Contemporary Fine Arts

Marc Brandenburg

13 Mar - 24 Apr 2010

"Ohne Titel", 2010, pencil on paper, 38 x 28.7 cm
Marc Brandenburg
13 March - 24 April 2010

Contemporary Fine Arts is pleased to announce "Bonkers", a solo exhibition showing new work by Marc Brandenburg.

Light and dark, movement and stasis, high and low: the art of Marc Brandenburg is shaped by contrasts. The variety of colour in the original photographs dissolves in their transformation to drawings done in monochromatic shades of black and white. The spontaneity and liveliness of the snapshots is contrasted against the disciplined precision of the act of drawing; the motifs seem to freeze under a layer of cool graphite with a metallic gleam. Trivial subjects are transferred to drawings on paper with the utmost perfection.

Marc Brandenburg finds visual motifs in his everyday environment. Using the camera, he takes shots of both friends and acquaintances as well as anonymous figures and scenes. The photographs that thus emerge are subsequently altered using technical processes. Brandenburg then selects from among these altered images, drawing them by hand in sittings that can last for hours. He proceeds in a similar fashion using illustrations from journals and magazines. But it is not the reproduction of the motif as precisely and perfectly as possible that is in the foreground: “For me, it’s not about mastery or a perfect drawing, but rather the meditative, the manic.” Using this procedure, he counters the classical drawing in several ways. While the drawing originally served as a preparatory model for a painting, in Brandenburg’s work it becomes the final form. Traditionally seen as a medium of the most authentic artistic expression, the drawing now presents itself as a well-considered, distanced end product without personal colour.

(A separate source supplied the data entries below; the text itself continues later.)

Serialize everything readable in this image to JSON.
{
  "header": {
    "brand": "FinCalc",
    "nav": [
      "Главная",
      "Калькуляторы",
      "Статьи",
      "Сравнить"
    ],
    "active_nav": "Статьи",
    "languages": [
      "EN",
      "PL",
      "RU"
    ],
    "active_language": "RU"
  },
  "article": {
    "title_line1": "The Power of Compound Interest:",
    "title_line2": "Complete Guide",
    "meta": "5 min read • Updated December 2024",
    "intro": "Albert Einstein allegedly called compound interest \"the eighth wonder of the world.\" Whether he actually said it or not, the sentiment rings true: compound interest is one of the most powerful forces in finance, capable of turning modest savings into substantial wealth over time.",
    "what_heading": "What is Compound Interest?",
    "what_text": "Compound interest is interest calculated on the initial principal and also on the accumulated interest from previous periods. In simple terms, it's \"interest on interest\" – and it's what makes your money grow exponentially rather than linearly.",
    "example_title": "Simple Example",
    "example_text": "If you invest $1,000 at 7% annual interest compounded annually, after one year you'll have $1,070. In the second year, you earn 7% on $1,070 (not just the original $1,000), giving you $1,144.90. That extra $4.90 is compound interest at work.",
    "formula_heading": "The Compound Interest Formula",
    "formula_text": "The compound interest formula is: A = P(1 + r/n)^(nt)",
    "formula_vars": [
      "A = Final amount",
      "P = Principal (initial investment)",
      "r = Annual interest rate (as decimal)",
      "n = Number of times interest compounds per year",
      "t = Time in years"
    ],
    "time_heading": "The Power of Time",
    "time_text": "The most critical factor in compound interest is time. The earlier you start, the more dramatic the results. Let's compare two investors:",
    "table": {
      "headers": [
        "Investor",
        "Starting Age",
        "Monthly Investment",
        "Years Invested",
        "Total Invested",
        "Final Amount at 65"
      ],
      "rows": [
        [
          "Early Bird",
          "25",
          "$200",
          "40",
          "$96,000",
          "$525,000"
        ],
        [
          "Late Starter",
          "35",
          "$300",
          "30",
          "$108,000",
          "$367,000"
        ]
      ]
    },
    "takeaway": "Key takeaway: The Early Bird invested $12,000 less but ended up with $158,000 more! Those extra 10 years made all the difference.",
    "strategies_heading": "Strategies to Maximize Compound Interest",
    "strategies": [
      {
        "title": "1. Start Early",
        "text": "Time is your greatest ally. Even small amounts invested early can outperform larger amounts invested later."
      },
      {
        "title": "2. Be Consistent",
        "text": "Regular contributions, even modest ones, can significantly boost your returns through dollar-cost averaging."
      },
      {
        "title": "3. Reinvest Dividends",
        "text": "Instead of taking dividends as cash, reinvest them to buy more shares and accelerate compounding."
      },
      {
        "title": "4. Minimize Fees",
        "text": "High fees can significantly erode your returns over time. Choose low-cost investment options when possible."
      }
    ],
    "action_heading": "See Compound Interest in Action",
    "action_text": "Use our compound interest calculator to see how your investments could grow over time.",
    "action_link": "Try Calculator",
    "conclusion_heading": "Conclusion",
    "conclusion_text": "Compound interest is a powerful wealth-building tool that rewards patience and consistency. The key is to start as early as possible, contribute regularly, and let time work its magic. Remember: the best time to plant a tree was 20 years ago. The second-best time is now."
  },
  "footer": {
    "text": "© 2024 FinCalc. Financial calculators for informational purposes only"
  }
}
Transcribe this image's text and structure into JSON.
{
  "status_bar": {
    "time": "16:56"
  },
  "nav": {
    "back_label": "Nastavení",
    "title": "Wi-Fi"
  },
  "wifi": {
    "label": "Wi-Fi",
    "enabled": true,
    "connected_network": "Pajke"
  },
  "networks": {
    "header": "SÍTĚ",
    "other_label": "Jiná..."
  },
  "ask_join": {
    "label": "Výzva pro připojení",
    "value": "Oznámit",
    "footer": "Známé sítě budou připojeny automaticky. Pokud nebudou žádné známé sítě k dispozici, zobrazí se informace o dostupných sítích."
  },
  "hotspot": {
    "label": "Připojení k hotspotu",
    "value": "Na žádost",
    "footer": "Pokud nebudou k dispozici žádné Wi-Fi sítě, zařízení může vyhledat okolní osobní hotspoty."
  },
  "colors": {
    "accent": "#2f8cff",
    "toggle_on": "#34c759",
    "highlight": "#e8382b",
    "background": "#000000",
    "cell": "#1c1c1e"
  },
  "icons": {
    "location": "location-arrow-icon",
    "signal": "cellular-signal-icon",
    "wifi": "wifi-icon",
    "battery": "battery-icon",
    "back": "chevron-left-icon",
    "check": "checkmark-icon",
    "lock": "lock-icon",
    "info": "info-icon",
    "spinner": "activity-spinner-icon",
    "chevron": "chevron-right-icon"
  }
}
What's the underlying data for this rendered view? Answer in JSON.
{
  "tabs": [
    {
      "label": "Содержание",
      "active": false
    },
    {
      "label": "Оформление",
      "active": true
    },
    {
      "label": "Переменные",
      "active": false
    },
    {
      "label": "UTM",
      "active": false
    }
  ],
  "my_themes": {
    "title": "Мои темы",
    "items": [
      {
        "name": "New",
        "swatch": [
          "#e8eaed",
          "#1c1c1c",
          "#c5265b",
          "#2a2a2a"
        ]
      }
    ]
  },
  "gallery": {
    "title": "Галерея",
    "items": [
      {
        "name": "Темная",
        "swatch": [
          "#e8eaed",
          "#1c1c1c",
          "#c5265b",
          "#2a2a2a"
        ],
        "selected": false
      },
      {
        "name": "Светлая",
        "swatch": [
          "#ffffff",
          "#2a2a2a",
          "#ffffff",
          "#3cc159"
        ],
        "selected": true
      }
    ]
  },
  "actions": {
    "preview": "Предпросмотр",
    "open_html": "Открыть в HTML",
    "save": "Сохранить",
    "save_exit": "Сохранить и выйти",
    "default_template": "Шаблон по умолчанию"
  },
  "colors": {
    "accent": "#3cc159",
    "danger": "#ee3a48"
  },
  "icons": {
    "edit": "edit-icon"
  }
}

In the exhibition "Bonkers" Marc Brandenburg turns towards a difficult and disturbing spectrum of issues. The significance of the individual subjects is consciously left unclear, and the titles do not help us to identify the scene. Brandenburg thus challenges us to form our own conclusions, refusing the immediate demystification of each and every puzzle in the multimedia age.

Alongside figurative motifs, abstraction is taking on an increasingly important role in the work of Marc Brandenburg. His figurative drawings can already be seen as a first step towards abstraction, for he removes his protagonists from reality by transferring them to negative images, placing them between form and dissipation, dissolved into shades of light and dark. In selecting his works, he focuses primarily on their interaction in an ensemble: “It’s not about individual representations but about the overall impact. My figurative drawings operate like an abstract flash of inspiration.” On the next layer, he reduces the visual structure of the motifs still further, and allows them to fade away into hazy layers on the paper. It could be about a mere ornament or the echo of a three-dimensional, perhaps even human form. In Brandenburg’s own words, “It’s all about thinking about what abstraction actually is.”

In the three front room’s drawings Brandenburg makes reference to the constantly repeating course of water running through a fountain. These drawings served Moritz von Oswald and Max Loderbauer as a starting point for a musical intervention. With the help of the computer, Brandenburg’s works were “scanned” and transformed into tones. Variations of light and dark became sounds. The horizontal black and white shades of the drawing fixed the speed of the acoustic series of sounds, while their vertical layout defined the frequencies. From the digital data Oswald and Loderbauer created a targeted sound composition.